The FDA delays its decision on Pfizer/BioNTech’s COVID-19 vaccine in young children; the Federal Trade Commission (FTC) will vote on whether to investigate pharmacy benefit managers (PBMs); nearly half of high-volume antibiotic prescribers are located in Southern states.
The Associated Press reports that efforts to expand COVID-19 vaccines to children younger than 5 years hit a delay, with the FDA announcing Friday it is seeking more data on how well a third dose works in younger populations. With a mass rollout plan having been tentatively planned for Pfizer/BioNTech’s low-dose COVID-19 vaccine in children aged 6 months to 5 years, the FDA’s reversal pushes back the scheduled date its vaccine advisory committee was set to meet to decide on the vaccine’s emergency use designation. Pfizer announced that additional data are expected by early April.
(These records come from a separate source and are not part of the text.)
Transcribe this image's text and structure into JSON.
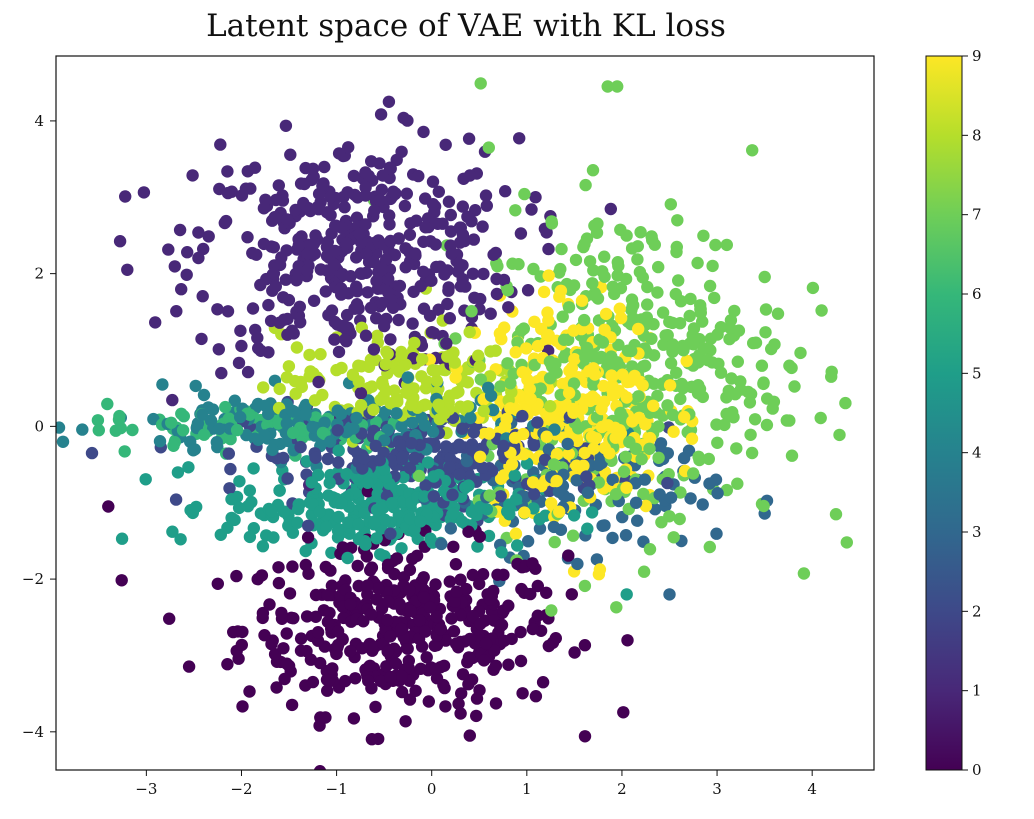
{
  "chart_data": {
    "type": "scatter",
    "title": "Latent space of VAE with KL loss",
    "xlabel": "",
    "ylabel": "",
    "xlim": [
      -3.95,
      4.65
    ],
    "ylim": [
      -4.5,
      4.85
    ],
    "xticks": [
      -3,
      -2,
      -1,
      0,
      1,
      2,
      3,
      4
    ],
    "yticks": [
      -4,
      -2,
      0,
      2,
      4
    ],
    "xtick_labels": [
      "−3",
      "−2",
      "−1",
      "0",
      "1",
      "2",
      "3",
      "4"
    ],
    "ytick_labels": [
      "−4",
      "−2",
      "0",
      "2",
      "4"
    ],
    "grid": false,
    "colorbar": {
      "range": [
        0,
        9
      ],
      "ticks": [
        0,
        1,
        2,
        3,
        4,
        5,
        6,
        7,
        8,
        9
      ],
      "tick_labels": [
        "0",
        "1",
        "2",
        "3",
        "4",
        "5",
        "6",
        "7",
        "8",
        "9"
      ],
      "colormap": "viridis"
    },
    "class_colors": [
      "#440154",
      "#482878",
      "#3e4989",
      "#31688e",
      "#26828e",
      "#1f9e89",
      "#35b779",
      "#6ece58",
      "#b5de2b",
      "#fde725"
    ],
    "clusters": [
      {
        "label": 0,
        "center": [
          -0.3,
          -2.65
        ],
        "spread": [
          0.85,
          0.55
        ],
        "count": 420
      },
      {
        "label": 1,
        "center": [
          -0.8,
          2.25
        ],
        "spread": [
          0.85,
          0.75
        ],
        "count": 440
      },
      {
        "label": 2,
        "center": [
          0.0,
          -0.4
        ],
        "spread": [
          0.95,
          0.32
        ],
        "count": 230
      },
      {
        "label": 3,
        "center": [
          1.6,
          -0.85
        ],
        "spread": [
          0.7,
          0.4
        ],
        "count": 120
      },
      {
        "label": 4,
        "center": [
          -1.2,
          0.0
        ],
        "spread": [
          1.1,
          0.22
        ],
        "count": 170
      },
      {
        "label": 5,
        "center": [
          -0.6,
          -1.05
        ],
        "spread": [
          0.8,
          0.28
        ],
        "count": 300
      },
      {
        "label": 6,
        "center": [
          -1.7,
          0.0
        ],
        "spread": [
          0.9,
          0.15
        ],
        "count": 90
      },
      {
        "label": 7,
        "center": [
          2.1,
          0.75
        ],
        "spread": [
          0.8,
          1.05
        ],
        "count": 430
      },
      {
        "label": 8,
        "center": [
          -0.3,
          0.55
        ],
        "spread": [
          0.65,
          0.35
        ],
        "count": 170
      },
      {
        "label": 9,
        "center": [
          1.45,
          0.25
        ],
        "spread": [
          0.5,
          0.7
        ],
        "count": 320
      }
    ],
    "outliers": [
      {
        "label": 1,
        "x": -0.45,
        "y": 4.25
      },
      {
        "label": 1,
        "x": -3.2,
        "y": 2.05
      },
      {
        "label": 7,
        "x": 1.85,
        "y": 4.45
      },
      {
        "label": 7,
        "x": 1.95,
        "y": 4.45
      },
      {
        "label": 7,
        "x": 0.6,
        "y": 3.65
      },
      {
        "label": 7,
        "x": 4.25,
        "y": -1.15
      },
      {
        "label": 7,
        "x": 4.2,
        "y": 0.65
      },
      {
        "label": 0,
        "x": 0.4,
        "y": -4.05
      },
      {
        "label": 0,
        "x": -3.4,
        "y": -1.05
      },
      {
        "label": 6,
        "x": -3.5,
        "y": -0.05
      },
      {
        "label": 3,
        "x": 2.5,
        "y": -2.2
      },
      {
        "label": 5,
        "x": 2.05,
        "y": -2.2
      }
    ]
  }
}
The US Federal Trade Commission (FTC) will vote Thursday about studying the impact that pharmacy benefit managers (PBMs) have on drug prices and the businesses of pharmacies. Reported by Axios, the move has been hailed by pharmacies whose independent and specialty operations have been affected by heavily consolidated PBMs. Likely targets of the potential FTC investigation were noted to include contractual provisions and reimbursement adjustments, as well as other practices affecting drug prices.
The CDC's latest Morbidity and Mortality Weekly Report shows that high-volume prescribers are responsible for a disproportionate number of antibiotic prescriptions for Medicare patients in outpatient settings. As reported by the Center for Infectious Disease Research and Policy at the University of Minnesota, findings indicated that of the 59 million antibiotic prescriptions written for Medicare Part D beneficiaries in 2019, 41% came from the top 10% of prescribers, in which almost half were located in Southern states. Moreover, this high-volume group was shown to prescribe antibiotics at a rate 60% higher than that of lower-volume prescribers.